On September 26 and 27, 2013, MadBromance Productions hosted a 29-hour reading of Jawbreaker: The Musical in Manhattan. Starring Elizabeth Gillies as Courtney Shayne, Gillies was joined by JoJo as Julie, Diana DeGarmo as Fern Mayo, and Libby Servais as Foxy. Gabriel Barre directed once again while Shea Sullivan choreographed, and James Sampliner provided musical direction.

=== Demo Recording ===
A six-track demo CD for Jawbreaker: The Musical was produced by MadBromance Productions during the show's early development, tied to their 29-hour reading held September 26–27, 2013, in Manhattan.
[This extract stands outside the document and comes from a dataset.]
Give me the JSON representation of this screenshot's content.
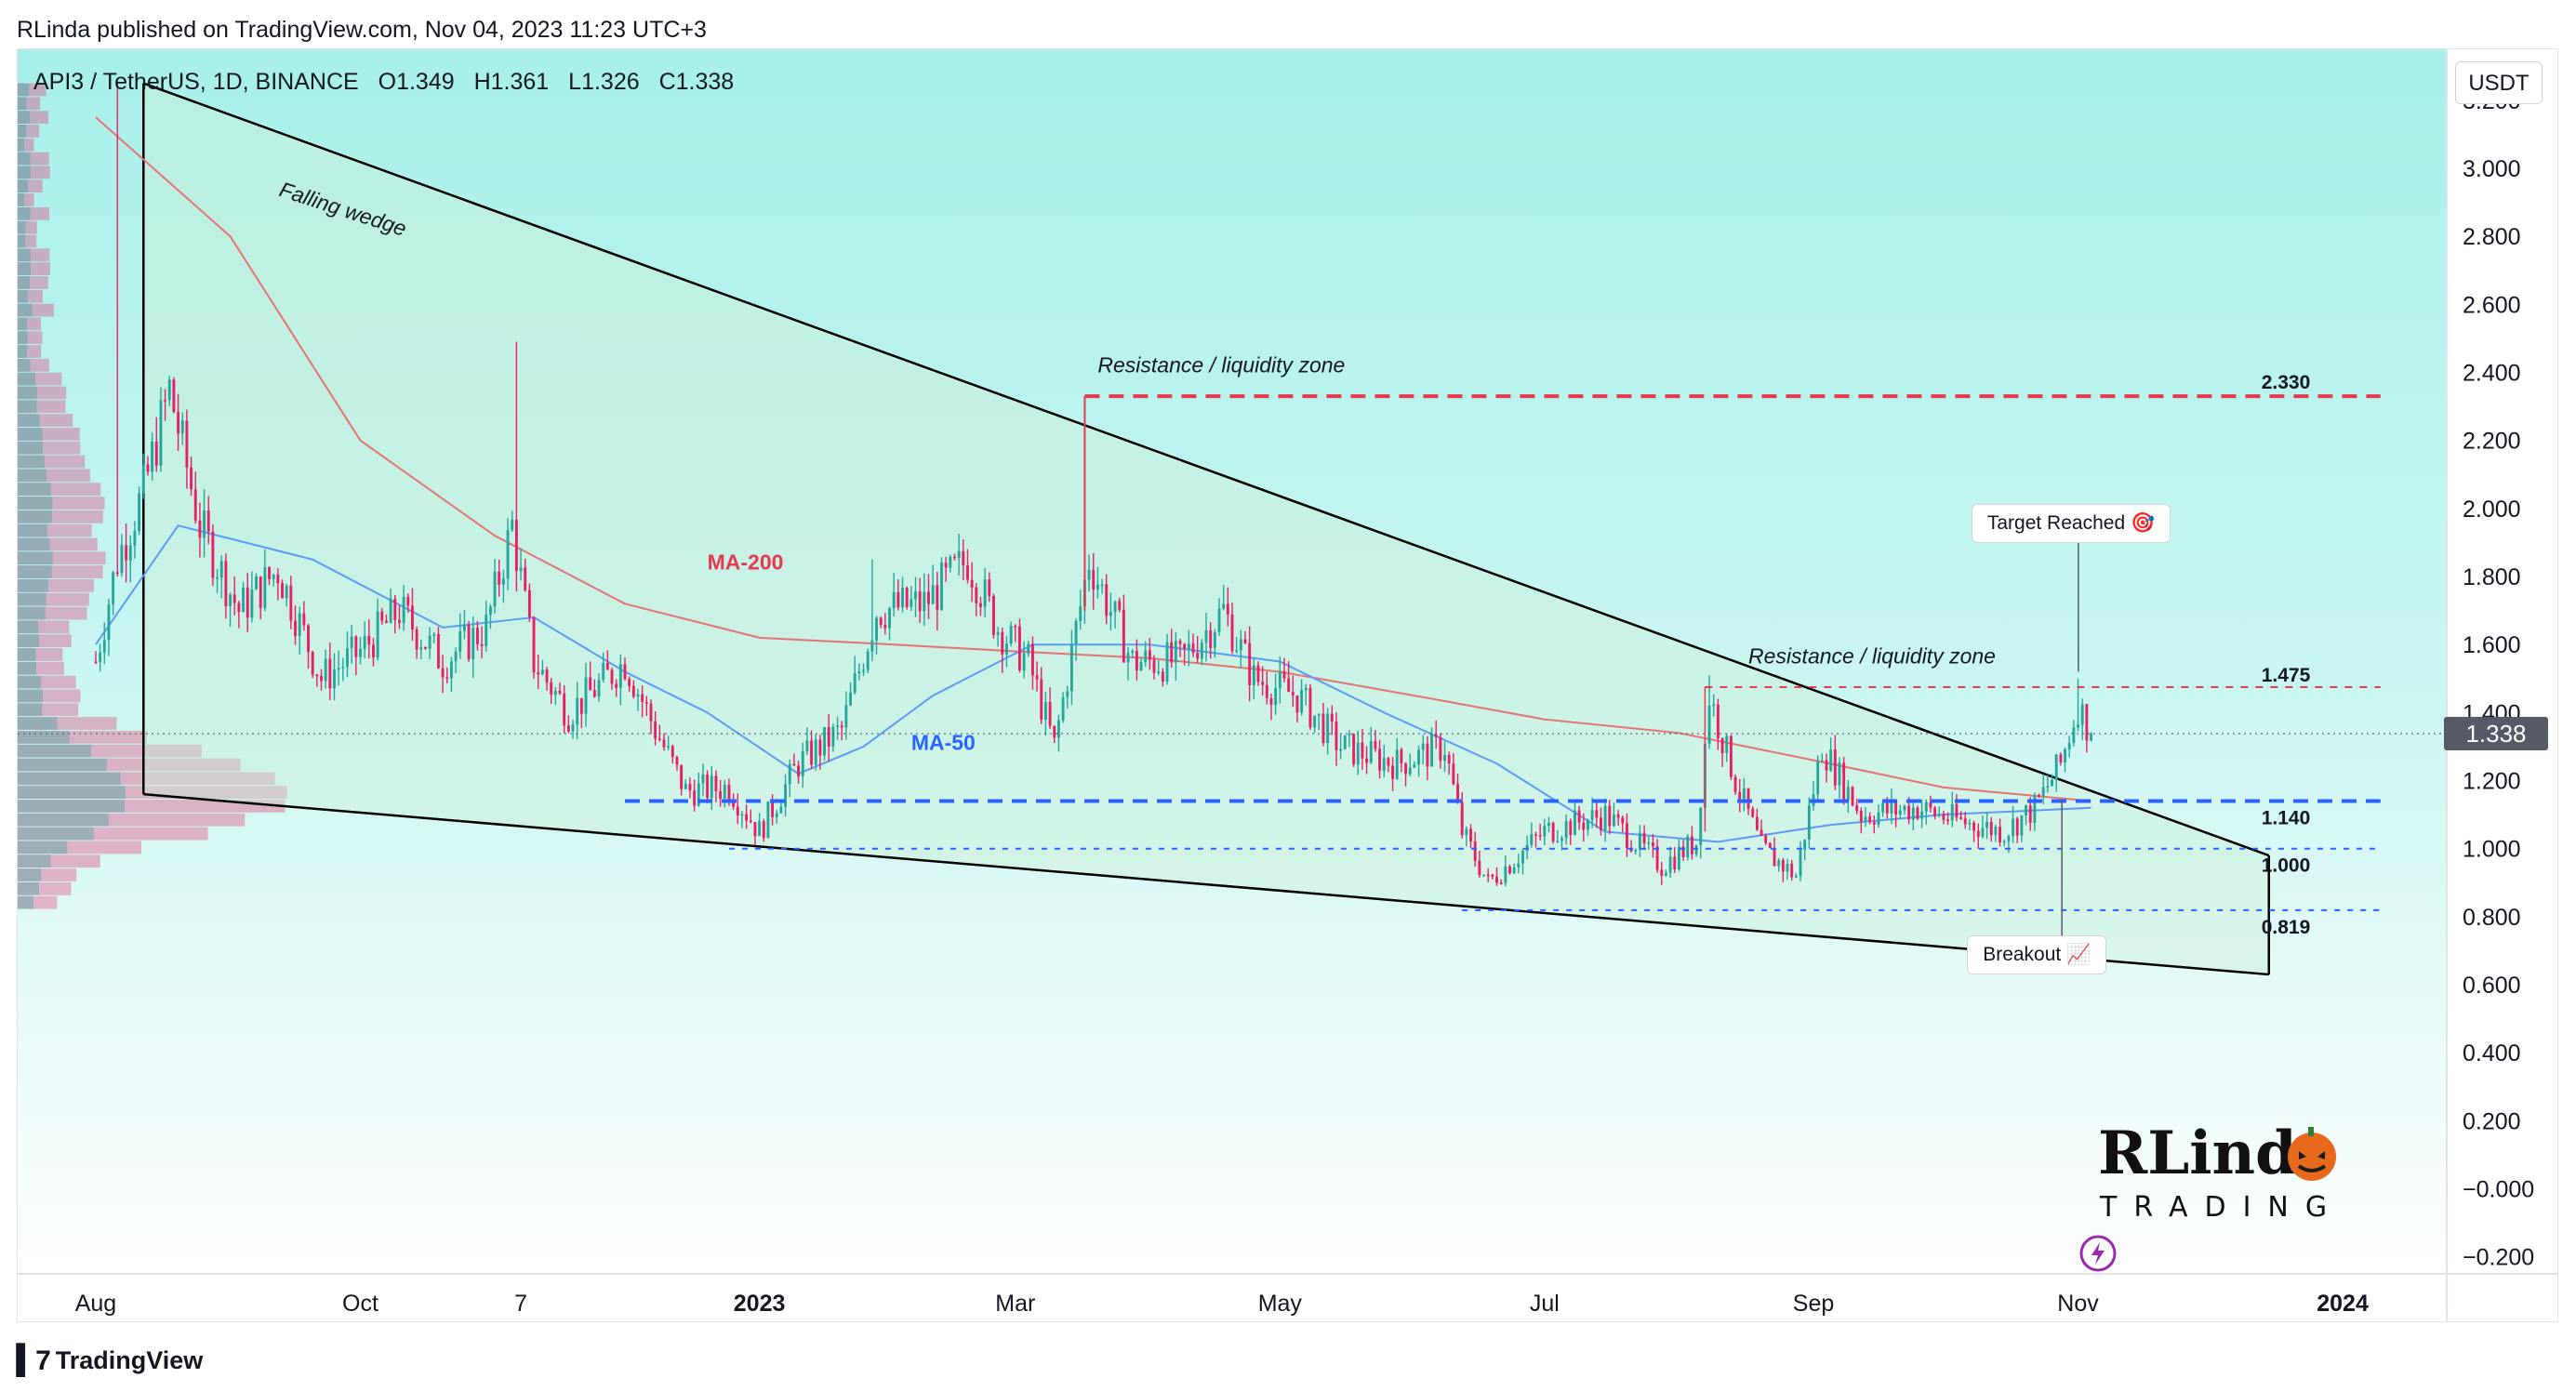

The demo was distributed at an industry-invite-only workshop performance and was never commercially released.

Track Listing:
1. "Dress to Kill" – 5:02
2. "Peachy Keen" – 4:38
3. "Pretty Little Games" – 4:53
4. "All About Vylette" – 3:19
5. "Queen Bitch" – 3:25
6. "Skin Deep" – 4:18

Music by Jeff Thomson, lyrics by Jordan Mann, book by Darren Stein, based on his film.

The musical, at that time, was described as having a "propulsive pop score that ranges from Lady Gaga-style synth pop to lush melodic ballads, Jawbreaker feels both timeless and today, presenting a mythic high school story that speaks to the teenager in us all."

==Television series==
In February 2017, it was announced that the film would be reimagined as a television series for E! Darren Stein, the writer and director of the original film, was said to write and produce the series, but no further developments were made.